Fix workforce problems in environmental health or risk further outbreaks of foodborne disease
- Mark Elliott, president
- Chartered Institute of Environmental Health
Environmental health has a critical role in safeguarding the public against foodborne diseases. The UK’s steady rise of foodborne illnesses in the past two years,1 including the recent outbreak of Escherichia coli, underscores the importance of environmental health teams in ensuring food safety and the urgent need to fix workforce shortages across the profession. Hospital admissions for salmonella, E coli, and campylobacter reached record highs in England in 2023.1 Without timely action to tackle staffing, training, and resourcing shortages in environmental health teams in local authorities, national outbreaks of foodborne disease will continue to rise.
Environmental health professionals are a core part of the public health workforce, but their contributions often go unrecognised, particularly as so much of their work is focused on prevention. They are tasked with ensuring that all the physical environments we work, live, and share with one another are safe—encompassing the air we breathe, the homes we live in, and, crucially, the food we eat.

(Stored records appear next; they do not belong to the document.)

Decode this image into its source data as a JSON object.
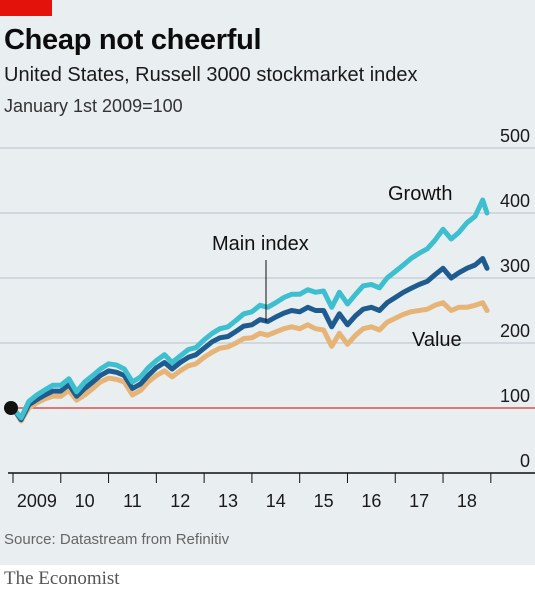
{
  "header": {
    "title": "Cheap not cheerful",
    "subtitle": "United States, Russell 3000 stockmarket index",
    "index_note": "January 1st 2009=100"
  },
  "footer": {
    "source": "Source: Datastream from Refinitiv",
    "brand": "The Economist"
  },
  "colors": {
    "background": "#e9eef1",
    "brand_red": "#e3120b",
    "growth": "#3ebfcf",
    "main_index": "#1e5c8f",
    "value": "#e6b476",
    "baseline": "#d9514a",
    "grid": "#b9c3c9"
  },
  "chart_data": {
    "type": "line",
    "title": "Cheap not cheerful",
    "subtitle": "United States, Russell 3000 stockmarket index",
    "ylabel": "January 1st 2009=100",
    "xlabel": "",
    "ylim": [
      0,
      500
    ],
    "xlim": [
      2009,
      2019
    ],
    "y_ticks": [
      0,
      100,
      200,
      300,
      400,
      500
    ],
    "x_ticks": [
      {
        "label": "2009",
        "value": 2009.5
      },
      {
        "label": "10",
        "value": 2010.5
      },
      {
        "label": "11",
        "value": 2011.5
      },
      {
        "label": "12",
        "value": 2012.5
      },
      {
        "label": "13",
        "value": 2013.5
      },
      {
        "label": "14",
        "value": 2014.5
      },
      {
        "label": "15",
        "value": 2015.5
      },
      {
        "label": "16",
        "value": 2016.5
      },
      {
        "label": "17",
        "value": 2017.5
      },
      {
        "label": "18",
        "value": 2018.5
      }
    ],
    "grid": true,
    "reference_line": 100,
    "start_point": {
      "x": 2009.0,
      "y": 100
    },
    "x": [
      2009.0,
      2009.17,
      2009.33,
      2009.5,
      2009.67,
      2009.83,
      2010.0,
      2010.17,
      2010.33,
      2010.5,
      2010.67,
      2010.83,
      2011.0,
      2011.17,
      2011.33,
      2011.5,
      2011.67,
      2011.83,
      2012.0,
      2012.17,
      2012.33,
      2012.5,
      2012.67,
      2012.83,
      2013.0,
      2013.17,
      2013.33,
      2013.5,
      2013.67,
      2013.83,
      2014.0,
      2014.17,
      2014.33,
      2014.5,
      2014.67,
      2014.83,
      2015.0,
      2015.17,
      2015.33,
      2015.5,
      2015.67,
      2015.83,
      2016.0,
      2016.17,
      2016.33,
      2016.5,
      2016.67,
      2016.83,
      2017.0,
      2017.17,
      2017.33,
      2017.5,
      2017.67,
      2017.83,
      2018.0,
      2018.17,
      2018.33,
      2018.5,
      2018.67,
      2018.83,
      2018.92
    ],
    "series": [
      {
        "name": "Growth",
        "values": [
          100,
          85,
          110,
          120,
          128,
          135,
          135,
          145,
          125,
          140,
          150,
          160,
          168,
          166,
          160,
          140,
          148,
          162,
          173,
          182,
          170,
          180,
          190,
          193,
          205,
          215,
          222,
          225,
          235,
          245,
          248,
          258,
          255,
          262,
          270,
          275,
          275,
          282,
          278,
          280,
          255,
          278,
          260,
          275,
          288,
          290,
          285,
          300,
          310,
          320,
          330,
          338,
          345,
          358,
          375,
          360,
          370,
          385,
          395,
          420,
          400
        ]
      },
      {
        "name": "Main index",
        "values": [
          100,
          82,
          105,
          113,
          120,
          126,
          126,
          136,
          118,
          130,
          140,
          150,
          157,
          155,
          150,
          130,
          137,
          150,
          162,
          170,
          160,
          170,
          178,
          182,
          192,
          202,
          208,
          210,
          218,
          226,
          228,
          236,
          233,
          240,
          246,
          250,
          248,
          255,
          250,
          250,
          225,
          245,
          228,
          242,
          252,
          255,
          250,
          262,
          270,
          278,
          284,
          290,
          295,
          305,
          315,
          300,
          308,
          315,
          320,
          330,
          315
        ]
      },
      {
        "name": "Value",
        "values": [
          100,
          80,
          100,
          108,
          114,
          118,
          118,
          127,
          112,
          120,
          130,
          140,
          146,
          144,
          140,
          120,
          127,
          140,
          150,
          157,
          148,
          157,
          165,
          168,
          178,
          186,
          192,
          194,
          200,
          207,
          208,
          215,
          212,
          217,
          222,
          225,
          222,
          228,
          222,
          220,
          195,
          215,
          198,
          212,
          222,
          225,
          220,
          232,
          238,
          244,
          248,
          250,
          252,
          258,
          262,
          250,
          255,
          255,
          258,
          262,
          250
        ]
      }
    ]
  }
}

Environmental health professionals often work directly in businesses to inform their food safety practices or in local authorities to advise, regulate, and enforce legislation—such as the 1990 Food Safety Act.2 They are our first line of defence against foodborne illness, conducting regular inspections of food establishments to assess compliance with hygiene and safety standards. Environmental health professionals regularly take food samples from manufacturers, businesses, and retailers for microbiological testing including tests for E coli bacteria.
Beyond preventing potential risks of foodborne illness, environmental health professionals also seek to investigate local food complaints and deliver enforcement action. This includes seizing products and issuing a formal notice to prevent localised problems from becoming a national or international threat. In the instance of an outbreak like E coli, environmental health professionals and the Food Standards Agency work together with other agencies to issue a food hazard warning and work to investigate and control the outbreak. Environmental health professionals will also identify future preventive measures that the food premises implicated in an outbreak should take and how they can mitigate the risks of future outbreaks.
It’s clear that environmental health professionals are crucial in identifying, preventing, and subsequently tackling outbreaks of foodborne illnesses. But the profession is grappling with a staffing and resourcing crisis that is severely compromising its ability to ensure public safety, resulting in what has been described as a “Russian roulette” of foodborne illnesses in the UK.3
Unsustainable shortages
The 2021 workforce survey by the Chartered Institute of Environmental Health (CIEH) found that over half of local authorities had vacancies in their environmental health teams that were left unfilled for six months or more.4 The vast majority—four of five local authorities—were using agency staff to deliver environmental health services. Supplementing permanent workforce shortages through agencies isn’t only financially unsustainable, costing £20.7m in the 2022-23 financial year,5 it’s also ineffective for delivering statutory environmental health duties that require trained environmental health professionals. A third of respondents to the 2021 survey thought that fundamental environmental health duties were at risk because of resourcing issues.
Beyond the struggle to recruit trained professionals, CIEH’s 2021 workforce survey also found that only half of local authorities had the capacity to train and support a new generation of environmental health professionals.4 These capacity problems are exacerbated by barriers to training and developing current environmental health professionals, with 69% of local authorities anticipating gaps in the skills or knowledge of their environmental health workforce.4
More needs to be done to train, attract, and retain skilled environmental health professionals so that the UK has a sustainable profession that can adequately protect public health. To that end, CIEH has established a Workforce Satellite Panel with representatives from across different sectors to investigate these problems and will report their recommendations later in the year. As president of the CIEH, I have also established a commission to inquire into the capacity and capability of environmental health.
But we can’t make environmental health fit for the future alone. CIEH is calling for wider legislative action to support local authorities’ efforts, such as the introduction of a Mandatory Food Hygiene Rating Scheme. This scheme, which forces premises to disclose their food hygiene practices to consumers, has been found to reduce foodborne related illness in both Wales and Northern Ireland.6 England should follow their lead and make this a legal requirement to encourage businesses to improve their food hygiene practices and to empower the public with knowledge.
The new government should protect public health by adequately funding local authorities’ environmental health teams, with sufficient ringfenced funding for apprentices and trainees. This will help grow the pipeline to environmental health and encourage the next generation of environmental health professionals. The new government should also prioritise additional funding to enhance the capacity of environmental health functions in local authorities. Tackling the funding and workforce challenges across environmental health is vital to ensure the UK’s health is safeguarded.